LE 7H50 du Préfet du Gard : « Ça aurait pu être bien pire... »
Moins nombreux, mais plus violents. C’est le constat que dresse le préfet du Gard, Didier Lauga, après l’acte IX des gilets jaunes.
Objectif Gard : Samedi, à Nîmes, plusieurs casseurs ont brisé des vitrines de banques, se sont attaqués au centre des impôts. Vous attendiez-vous à de telles exactions ?
Didier Lauga : Malheureusement oui. Tous les éléments allaient dans ce sens. En conférence de presse, la veille, j’avais dit que l’on s’attendait à quelque chose de violent. La manifestation s’est déroulée en deux temps : d’abord le matin, avec un millier de personnes et une deuxième vague l’après-midi, avec 500 personnes qui sont entrées dans le centre-ville. Ça a été très compliqué. J’ai suivi la manifestation sur les écrans. J’ai même vu des gilets jaunes filmer leurs camarades en train de casser la vitrine d’une banque.
Qui sont les casseurs ? Des gilets jaunes ou des fauteurs de trouble ?
Il a eu 10 interpellation. Sur ces 10 personnes, deux ont été remis en liberté pour des raisons médicales. Quand ils sont arrêtés, ils sortent de mon domaine de compétence. Je ne fais pas de langue de bois, mais je ne connais pas leurs antécédents.
La manifestation de samedi n’était pas déclarée en préfecture. Au vu de ce qui s’est passé, n’y-a-t-il pas une forme d’impuissance de l’État ?

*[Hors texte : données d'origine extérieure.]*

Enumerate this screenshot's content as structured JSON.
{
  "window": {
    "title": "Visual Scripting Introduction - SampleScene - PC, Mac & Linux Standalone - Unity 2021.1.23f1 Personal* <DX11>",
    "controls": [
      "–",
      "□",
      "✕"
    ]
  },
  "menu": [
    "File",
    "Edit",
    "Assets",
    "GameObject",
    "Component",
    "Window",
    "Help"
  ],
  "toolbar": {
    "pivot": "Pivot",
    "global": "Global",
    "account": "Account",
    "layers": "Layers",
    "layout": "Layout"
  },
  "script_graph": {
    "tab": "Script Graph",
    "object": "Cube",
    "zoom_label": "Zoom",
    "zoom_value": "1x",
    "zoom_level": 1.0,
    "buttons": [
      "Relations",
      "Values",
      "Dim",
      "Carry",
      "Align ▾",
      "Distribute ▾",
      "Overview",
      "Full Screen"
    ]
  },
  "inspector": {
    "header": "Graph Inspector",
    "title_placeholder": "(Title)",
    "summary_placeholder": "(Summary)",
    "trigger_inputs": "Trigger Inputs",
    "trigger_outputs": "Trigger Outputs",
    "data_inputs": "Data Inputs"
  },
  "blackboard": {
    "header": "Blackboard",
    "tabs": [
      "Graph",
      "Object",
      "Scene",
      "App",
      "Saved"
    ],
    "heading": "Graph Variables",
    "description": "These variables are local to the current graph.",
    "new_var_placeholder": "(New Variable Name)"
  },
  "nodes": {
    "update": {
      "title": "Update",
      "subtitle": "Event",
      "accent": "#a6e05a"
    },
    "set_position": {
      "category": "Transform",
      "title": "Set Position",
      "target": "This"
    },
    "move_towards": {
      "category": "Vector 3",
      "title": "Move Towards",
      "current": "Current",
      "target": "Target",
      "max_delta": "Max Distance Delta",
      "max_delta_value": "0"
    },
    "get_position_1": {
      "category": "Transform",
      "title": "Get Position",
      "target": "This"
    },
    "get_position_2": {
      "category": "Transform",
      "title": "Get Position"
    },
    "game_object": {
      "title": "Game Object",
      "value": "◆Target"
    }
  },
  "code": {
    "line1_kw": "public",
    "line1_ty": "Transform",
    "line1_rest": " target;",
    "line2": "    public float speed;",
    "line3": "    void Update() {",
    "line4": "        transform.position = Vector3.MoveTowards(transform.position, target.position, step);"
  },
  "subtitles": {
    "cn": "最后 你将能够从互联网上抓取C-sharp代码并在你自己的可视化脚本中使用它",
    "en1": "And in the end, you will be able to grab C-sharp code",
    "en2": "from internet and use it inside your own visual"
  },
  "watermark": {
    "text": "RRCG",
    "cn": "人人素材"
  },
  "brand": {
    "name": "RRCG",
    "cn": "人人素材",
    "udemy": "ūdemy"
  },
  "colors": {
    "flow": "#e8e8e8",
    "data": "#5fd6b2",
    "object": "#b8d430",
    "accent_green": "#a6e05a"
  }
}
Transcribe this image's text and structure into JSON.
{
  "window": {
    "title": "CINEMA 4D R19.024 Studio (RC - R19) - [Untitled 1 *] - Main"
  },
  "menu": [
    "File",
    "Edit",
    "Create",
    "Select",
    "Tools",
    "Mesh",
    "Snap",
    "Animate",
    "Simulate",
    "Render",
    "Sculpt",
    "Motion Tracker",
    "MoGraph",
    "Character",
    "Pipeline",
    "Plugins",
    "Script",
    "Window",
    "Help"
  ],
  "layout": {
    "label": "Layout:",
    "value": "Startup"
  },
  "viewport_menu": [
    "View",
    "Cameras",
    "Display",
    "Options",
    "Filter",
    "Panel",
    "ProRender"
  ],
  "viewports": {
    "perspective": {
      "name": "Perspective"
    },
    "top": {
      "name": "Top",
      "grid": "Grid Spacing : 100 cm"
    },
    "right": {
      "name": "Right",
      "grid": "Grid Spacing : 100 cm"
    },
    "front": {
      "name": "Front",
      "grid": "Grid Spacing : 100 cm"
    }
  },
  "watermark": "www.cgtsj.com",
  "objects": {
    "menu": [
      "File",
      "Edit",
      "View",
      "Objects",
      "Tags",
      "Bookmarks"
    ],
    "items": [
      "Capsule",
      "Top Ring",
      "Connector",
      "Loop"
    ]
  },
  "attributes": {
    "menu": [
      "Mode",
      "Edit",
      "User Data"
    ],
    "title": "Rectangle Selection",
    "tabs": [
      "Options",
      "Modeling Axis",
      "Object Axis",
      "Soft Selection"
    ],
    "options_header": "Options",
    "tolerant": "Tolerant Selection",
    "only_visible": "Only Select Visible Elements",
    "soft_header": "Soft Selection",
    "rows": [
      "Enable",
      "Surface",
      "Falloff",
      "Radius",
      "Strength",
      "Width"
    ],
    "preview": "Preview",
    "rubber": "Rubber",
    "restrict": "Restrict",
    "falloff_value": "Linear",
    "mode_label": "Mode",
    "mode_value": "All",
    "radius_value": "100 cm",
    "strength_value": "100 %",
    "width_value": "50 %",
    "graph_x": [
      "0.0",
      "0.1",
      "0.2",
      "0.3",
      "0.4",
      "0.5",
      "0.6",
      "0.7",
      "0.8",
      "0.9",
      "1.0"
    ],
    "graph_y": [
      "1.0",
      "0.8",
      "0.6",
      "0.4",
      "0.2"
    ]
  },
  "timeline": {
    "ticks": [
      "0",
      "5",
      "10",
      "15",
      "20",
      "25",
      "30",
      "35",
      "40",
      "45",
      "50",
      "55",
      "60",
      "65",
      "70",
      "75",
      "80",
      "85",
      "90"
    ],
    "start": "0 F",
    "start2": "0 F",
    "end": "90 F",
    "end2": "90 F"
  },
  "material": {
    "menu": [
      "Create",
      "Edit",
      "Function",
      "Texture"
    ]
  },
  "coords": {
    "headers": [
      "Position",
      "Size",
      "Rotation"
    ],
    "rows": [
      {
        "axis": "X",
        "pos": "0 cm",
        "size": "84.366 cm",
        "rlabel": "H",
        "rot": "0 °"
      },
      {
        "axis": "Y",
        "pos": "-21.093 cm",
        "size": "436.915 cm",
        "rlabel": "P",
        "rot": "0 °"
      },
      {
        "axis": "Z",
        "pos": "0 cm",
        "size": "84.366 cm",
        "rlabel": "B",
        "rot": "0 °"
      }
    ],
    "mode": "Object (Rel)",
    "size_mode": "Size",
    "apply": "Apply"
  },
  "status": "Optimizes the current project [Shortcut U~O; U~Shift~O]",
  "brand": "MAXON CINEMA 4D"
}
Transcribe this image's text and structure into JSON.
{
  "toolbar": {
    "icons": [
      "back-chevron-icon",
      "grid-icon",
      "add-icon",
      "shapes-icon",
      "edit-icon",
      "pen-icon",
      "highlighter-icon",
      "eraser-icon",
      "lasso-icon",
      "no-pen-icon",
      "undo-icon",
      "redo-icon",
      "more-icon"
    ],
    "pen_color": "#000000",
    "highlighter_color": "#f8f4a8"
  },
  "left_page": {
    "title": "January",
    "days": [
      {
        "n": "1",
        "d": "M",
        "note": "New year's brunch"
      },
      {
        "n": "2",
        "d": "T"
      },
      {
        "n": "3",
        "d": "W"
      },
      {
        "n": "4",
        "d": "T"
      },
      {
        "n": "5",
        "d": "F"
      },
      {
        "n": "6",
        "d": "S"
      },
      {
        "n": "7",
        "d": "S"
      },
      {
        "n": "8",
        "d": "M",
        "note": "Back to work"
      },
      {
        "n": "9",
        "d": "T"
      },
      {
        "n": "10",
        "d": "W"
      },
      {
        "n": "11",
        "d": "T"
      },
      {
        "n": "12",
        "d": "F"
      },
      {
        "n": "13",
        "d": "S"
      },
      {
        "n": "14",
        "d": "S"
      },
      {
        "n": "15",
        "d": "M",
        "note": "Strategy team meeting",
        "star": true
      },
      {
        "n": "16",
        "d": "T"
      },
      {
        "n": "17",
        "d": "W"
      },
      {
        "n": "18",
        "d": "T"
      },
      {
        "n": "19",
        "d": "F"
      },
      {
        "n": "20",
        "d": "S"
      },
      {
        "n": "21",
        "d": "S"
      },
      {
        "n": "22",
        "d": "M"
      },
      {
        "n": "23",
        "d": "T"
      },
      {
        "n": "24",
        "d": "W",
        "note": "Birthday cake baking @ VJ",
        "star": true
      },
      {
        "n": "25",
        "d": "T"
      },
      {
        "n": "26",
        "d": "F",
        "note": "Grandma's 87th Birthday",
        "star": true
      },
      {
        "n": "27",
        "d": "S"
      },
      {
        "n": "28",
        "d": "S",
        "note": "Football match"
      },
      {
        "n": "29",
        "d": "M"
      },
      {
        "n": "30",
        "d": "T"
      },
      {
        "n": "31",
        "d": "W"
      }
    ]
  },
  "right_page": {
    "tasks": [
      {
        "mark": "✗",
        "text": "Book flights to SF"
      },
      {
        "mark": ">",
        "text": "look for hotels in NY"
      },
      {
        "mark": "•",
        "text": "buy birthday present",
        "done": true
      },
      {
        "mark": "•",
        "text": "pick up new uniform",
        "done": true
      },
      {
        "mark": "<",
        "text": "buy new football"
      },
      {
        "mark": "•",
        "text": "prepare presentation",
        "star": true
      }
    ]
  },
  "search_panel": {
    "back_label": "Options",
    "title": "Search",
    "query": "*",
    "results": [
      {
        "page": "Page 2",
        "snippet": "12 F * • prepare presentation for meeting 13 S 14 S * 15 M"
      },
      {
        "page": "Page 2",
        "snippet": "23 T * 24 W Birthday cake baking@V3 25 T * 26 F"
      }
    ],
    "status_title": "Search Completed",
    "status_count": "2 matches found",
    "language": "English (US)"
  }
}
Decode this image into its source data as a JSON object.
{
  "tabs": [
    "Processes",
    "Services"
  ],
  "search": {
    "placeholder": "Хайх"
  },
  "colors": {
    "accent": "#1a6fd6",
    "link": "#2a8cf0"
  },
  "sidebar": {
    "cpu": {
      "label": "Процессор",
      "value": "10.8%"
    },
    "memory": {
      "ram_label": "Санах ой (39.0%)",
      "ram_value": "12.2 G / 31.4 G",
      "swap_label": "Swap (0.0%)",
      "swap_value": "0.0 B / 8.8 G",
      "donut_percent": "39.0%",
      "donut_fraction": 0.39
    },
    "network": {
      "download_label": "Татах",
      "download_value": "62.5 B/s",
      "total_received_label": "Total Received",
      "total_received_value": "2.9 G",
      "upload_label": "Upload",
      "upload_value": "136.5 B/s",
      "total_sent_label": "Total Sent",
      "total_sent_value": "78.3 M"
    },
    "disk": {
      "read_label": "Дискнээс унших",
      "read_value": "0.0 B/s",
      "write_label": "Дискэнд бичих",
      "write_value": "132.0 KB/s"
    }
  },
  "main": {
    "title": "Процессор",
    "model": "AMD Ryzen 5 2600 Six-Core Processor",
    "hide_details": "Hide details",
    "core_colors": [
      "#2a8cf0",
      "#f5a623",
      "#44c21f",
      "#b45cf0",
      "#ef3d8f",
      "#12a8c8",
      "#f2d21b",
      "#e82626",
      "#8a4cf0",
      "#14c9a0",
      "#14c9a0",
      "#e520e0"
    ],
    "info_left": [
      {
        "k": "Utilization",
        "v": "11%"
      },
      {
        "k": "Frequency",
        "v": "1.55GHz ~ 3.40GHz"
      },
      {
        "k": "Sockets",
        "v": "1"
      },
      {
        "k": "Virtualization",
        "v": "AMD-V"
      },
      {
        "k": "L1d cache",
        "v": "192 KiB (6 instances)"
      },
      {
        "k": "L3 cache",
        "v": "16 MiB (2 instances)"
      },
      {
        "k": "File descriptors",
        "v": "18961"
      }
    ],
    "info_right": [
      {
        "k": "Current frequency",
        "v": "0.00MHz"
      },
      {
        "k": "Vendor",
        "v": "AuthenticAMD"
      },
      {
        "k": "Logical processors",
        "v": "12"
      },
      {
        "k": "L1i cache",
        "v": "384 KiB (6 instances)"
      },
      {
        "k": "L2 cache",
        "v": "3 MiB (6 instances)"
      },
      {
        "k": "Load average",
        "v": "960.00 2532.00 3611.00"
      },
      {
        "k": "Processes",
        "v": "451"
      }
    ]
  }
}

On peut voir le verre à moitié plein ou à moitié vite. On a essayé de contenir les manifestants au maximum, dont certains venaient clairement pour casser et en découdre avec les forces de l’ordre. Il avait des masques, cagoules… Il y a eu des interpellations. Mais le droit de manifester est un droit constitutionnel. On est plutôt face à une volonté du législateur de maintenir un régime très libéral plutôt qu’à une impuissance de l’État.
Aujourd’hui, ne pas déclarer une manifestation est puni d’une contravention. Ce n’est pas avec ça que l’on va faire trembler les gens. Une sanction plus lourde, je pense que ça donnerait à réfléchir à certains. Je sais que c’est actuellement l’une des pistes à laquelle réfléchit le gouvernement.
Si c’était à refaire, vous seriez-vous préparé différemment ?
Oh, c’est toujours difficile de dire ça ! J’ai demandé des moyens, je les ai eu. Ceux qui ont subi des dommages diront que je suis trop optimiste, mais ça aurait pu être bien pire. Encore une fois, je renvoie aux images. Certains cherchaient l’incident et s’étaient équipés en conséquence. Je pense que le dispositif était adapté à la situation, compte tenu du déroulement de la journée.
Concernant les dégâts sur les agences bancaires. Qui va payer ?
Dans un premier temps, ce sont les assurances. Ensuite, dans le cadre d'une manifestation, il est toujours possible de se retourner contre les auteurs. Mais c’est toujours compliqué de les retrouver. On peut aussi poursuivre l’État, si on estime que les forces de l’ordre ont failli.
Après la trêve des confiseurs, les gilets jaunes semblent avoir repris du service. Vous attendez-vous à de nouveaux mouvements intensifs dans les semaines à venir ?
Tout ce que je vois, c’est que le nombre diminue. Dans le Gard, le 17 novembre, nous avions plusieurs milliers de manifestants dehors. Samedi, il y en avait 1 500 dans tout le Gard. En deux mois, l’effectif a fondu ! Pendant des semaines, nous avions des actions tous les jours : les ronds-points occupés, le carrefour d’Aimargues, le barrage de Dions, la rocade d’Alès… Désormais ça n’existe plus.
Évidement à la place, certains essaient de compenser par la violence. Je reste optimiste et j’espère que le grand débat convaincra certains de retourner sur le chemin de la démocratie. Si la faction violente ne se sent plus soutenue par l’opinion, ils seront moins nombreux et, petit à petit, le phénomène finira par se dissoudre.